The soft-X-ray emission of Ark 120. XMM-Newton, NuSTAR, and the importance of taking the broad view

Harrison, F. A.; Stern, D.; Zhang, W. W.; Cappi, M.; Guainazzi, M.; Fabian, A. C.; Reynolds, C. S.; Elvis, M.; Lohfink, A.; Matt, G.; Boggs, S. E.; Christensen, F. E.; Craig, W. W.; Hailey, C. J.; Walton, D. J.; Marinucci, A.; Brenneman, L. W.; Fuerst, F.; Parker, M.; Arèvalo, P.

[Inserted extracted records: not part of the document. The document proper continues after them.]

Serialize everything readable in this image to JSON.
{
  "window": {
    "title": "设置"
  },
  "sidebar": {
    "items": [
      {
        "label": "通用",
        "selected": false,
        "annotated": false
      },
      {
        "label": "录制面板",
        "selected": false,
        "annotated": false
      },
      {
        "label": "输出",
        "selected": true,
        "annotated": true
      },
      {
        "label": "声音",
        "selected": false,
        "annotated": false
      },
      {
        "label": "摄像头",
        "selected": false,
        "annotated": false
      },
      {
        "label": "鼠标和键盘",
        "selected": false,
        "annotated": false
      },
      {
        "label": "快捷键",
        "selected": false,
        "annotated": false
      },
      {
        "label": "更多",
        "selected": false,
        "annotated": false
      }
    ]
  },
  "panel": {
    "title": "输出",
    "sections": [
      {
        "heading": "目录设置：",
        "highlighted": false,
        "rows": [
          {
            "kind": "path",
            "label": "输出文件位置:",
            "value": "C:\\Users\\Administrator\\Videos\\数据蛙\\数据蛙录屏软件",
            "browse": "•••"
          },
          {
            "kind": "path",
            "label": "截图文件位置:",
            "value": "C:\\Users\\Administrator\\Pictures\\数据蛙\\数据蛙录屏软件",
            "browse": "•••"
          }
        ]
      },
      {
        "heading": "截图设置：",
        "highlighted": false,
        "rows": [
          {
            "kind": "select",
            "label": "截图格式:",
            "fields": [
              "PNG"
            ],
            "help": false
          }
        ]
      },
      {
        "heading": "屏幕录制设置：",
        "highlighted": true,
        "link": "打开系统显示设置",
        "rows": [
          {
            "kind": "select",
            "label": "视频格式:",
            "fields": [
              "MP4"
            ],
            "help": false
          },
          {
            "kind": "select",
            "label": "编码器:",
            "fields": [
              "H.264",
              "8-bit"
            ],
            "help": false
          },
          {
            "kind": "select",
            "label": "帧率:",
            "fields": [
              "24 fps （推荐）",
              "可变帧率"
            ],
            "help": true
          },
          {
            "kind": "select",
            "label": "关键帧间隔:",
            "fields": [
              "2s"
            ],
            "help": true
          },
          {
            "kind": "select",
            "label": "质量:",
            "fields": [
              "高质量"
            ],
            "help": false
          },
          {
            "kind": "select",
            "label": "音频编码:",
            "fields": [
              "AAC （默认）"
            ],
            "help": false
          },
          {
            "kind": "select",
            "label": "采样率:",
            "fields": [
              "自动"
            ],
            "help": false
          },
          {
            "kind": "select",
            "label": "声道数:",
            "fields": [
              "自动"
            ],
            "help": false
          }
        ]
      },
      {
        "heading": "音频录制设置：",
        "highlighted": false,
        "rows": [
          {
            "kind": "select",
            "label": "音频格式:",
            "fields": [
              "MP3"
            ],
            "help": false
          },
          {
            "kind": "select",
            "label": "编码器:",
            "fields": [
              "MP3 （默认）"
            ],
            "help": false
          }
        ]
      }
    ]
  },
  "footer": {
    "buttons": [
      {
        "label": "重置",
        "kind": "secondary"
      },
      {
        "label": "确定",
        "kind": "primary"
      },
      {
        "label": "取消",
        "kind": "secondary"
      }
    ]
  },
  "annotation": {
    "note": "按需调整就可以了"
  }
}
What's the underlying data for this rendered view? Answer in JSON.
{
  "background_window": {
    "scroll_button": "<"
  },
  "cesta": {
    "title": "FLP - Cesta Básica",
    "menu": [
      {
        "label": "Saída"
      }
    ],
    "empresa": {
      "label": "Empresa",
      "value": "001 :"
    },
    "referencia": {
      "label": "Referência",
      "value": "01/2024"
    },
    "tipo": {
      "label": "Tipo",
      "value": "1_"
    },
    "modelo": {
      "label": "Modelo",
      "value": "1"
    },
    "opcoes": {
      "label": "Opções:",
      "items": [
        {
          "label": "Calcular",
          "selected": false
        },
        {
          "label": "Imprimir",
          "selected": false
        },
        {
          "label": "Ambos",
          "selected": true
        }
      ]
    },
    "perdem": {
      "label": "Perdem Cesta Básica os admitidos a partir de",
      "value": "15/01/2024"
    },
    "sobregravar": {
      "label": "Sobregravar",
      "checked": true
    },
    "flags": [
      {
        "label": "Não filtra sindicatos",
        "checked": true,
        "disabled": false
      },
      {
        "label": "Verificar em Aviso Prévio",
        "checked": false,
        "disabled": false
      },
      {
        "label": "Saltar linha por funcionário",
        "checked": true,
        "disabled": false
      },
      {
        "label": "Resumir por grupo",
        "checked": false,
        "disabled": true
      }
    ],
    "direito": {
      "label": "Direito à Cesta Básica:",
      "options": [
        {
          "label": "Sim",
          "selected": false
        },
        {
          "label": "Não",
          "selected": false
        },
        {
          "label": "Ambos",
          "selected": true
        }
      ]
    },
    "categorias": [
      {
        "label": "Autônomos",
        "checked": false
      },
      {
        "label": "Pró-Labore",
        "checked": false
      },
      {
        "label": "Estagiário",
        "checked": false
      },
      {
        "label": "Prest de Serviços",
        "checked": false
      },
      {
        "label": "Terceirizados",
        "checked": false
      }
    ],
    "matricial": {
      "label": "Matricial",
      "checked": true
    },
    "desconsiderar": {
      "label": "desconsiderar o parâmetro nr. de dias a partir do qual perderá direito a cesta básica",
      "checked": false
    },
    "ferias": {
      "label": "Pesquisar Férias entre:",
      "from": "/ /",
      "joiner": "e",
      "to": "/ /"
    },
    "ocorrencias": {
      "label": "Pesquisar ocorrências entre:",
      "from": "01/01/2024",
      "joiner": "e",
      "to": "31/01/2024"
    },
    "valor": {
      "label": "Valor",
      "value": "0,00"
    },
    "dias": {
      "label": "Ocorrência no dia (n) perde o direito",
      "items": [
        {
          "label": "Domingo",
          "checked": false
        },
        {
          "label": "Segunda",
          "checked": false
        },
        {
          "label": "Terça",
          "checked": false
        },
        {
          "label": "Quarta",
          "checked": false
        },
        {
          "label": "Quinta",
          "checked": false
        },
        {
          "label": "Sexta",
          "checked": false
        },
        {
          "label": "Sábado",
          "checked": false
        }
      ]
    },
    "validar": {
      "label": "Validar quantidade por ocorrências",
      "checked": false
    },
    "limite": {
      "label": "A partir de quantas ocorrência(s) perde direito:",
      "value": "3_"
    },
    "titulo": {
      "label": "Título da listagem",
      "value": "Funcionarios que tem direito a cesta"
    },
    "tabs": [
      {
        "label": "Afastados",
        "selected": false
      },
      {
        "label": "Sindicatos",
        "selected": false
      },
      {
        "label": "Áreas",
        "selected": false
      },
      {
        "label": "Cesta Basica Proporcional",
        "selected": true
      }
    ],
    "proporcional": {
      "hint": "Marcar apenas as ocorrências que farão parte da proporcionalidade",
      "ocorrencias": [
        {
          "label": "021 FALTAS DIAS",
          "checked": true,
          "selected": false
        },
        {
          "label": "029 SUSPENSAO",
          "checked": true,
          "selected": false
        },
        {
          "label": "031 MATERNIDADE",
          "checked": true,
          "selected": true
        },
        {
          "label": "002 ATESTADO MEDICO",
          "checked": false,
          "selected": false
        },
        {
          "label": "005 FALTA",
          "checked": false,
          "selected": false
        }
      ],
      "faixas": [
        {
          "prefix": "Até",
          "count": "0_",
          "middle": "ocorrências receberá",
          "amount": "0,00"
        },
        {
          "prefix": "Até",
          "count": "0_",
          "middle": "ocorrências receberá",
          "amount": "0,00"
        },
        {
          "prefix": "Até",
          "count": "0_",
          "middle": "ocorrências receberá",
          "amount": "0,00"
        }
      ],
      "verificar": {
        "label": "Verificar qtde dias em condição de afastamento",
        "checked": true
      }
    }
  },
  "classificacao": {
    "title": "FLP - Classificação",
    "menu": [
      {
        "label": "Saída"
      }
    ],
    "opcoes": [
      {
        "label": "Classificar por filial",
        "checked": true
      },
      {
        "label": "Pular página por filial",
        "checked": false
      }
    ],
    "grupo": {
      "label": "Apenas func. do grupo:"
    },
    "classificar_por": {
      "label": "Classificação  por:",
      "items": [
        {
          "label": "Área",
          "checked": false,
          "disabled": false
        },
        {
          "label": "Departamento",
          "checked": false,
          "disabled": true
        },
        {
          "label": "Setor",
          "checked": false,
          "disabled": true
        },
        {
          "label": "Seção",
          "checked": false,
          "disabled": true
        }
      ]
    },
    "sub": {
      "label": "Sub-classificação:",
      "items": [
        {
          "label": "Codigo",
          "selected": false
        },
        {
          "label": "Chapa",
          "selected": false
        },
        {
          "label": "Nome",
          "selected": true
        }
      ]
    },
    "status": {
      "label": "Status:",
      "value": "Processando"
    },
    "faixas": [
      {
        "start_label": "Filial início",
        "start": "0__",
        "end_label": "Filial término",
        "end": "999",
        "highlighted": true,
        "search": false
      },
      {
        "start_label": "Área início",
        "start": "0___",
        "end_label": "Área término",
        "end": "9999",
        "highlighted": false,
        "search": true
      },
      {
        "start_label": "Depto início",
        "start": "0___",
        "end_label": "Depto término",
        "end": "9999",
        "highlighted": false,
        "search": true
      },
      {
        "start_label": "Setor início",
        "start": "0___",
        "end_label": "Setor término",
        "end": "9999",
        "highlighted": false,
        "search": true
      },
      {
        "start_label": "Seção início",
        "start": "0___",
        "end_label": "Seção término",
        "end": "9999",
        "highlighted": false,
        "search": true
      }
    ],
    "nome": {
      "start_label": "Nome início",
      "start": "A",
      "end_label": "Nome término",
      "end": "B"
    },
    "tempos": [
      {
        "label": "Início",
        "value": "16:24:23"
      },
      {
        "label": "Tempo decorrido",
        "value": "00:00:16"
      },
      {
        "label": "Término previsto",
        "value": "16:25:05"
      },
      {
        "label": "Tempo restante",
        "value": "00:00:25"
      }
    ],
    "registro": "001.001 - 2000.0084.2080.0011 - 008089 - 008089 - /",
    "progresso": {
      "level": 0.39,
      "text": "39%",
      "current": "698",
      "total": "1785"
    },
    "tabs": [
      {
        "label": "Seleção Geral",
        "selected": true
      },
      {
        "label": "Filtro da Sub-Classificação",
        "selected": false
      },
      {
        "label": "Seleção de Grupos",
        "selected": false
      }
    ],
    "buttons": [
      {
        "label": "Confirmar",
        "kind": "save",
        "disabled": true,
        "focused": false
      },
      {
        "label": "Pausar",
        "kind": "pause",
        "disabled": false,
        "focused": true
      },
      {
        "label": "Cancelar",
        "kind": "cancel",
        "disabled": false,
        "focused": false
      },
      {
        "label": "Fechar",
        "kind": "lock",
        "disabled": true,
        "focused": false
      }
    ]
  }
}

Italy, Spain, United States, Chile, Denmark, United Kingdom

Abstract

We present simultaneous XMM-Newton and NuSTAR observations of the `bare' Seyfert 1 galaxy, Ark 120, a system in which ionized absorption is absent. The NuSTAR hard-X-ray spectral coverage allows us to constrain different models for the excess soft-X-ray emission. Among phenomenological models, a cutoff power law best explains the soft-X-ray emission. This model likely corresponds to Comptonization of the accretion disc seed UV photons by a population of warm electrons: using Comptonization models, a temperature of ∼0.3 keV and an optical depth of ∼13 are found. If the UV-to-X-ray OPTXAGNF model is applied, the UV fluxes from the XMM-Newton Optical Monitor suggest an intermediate black hole spin. Contrary to several other sources observed by NuSTAR, no high-energy cutoff is detected with a lower limit of 190 keV.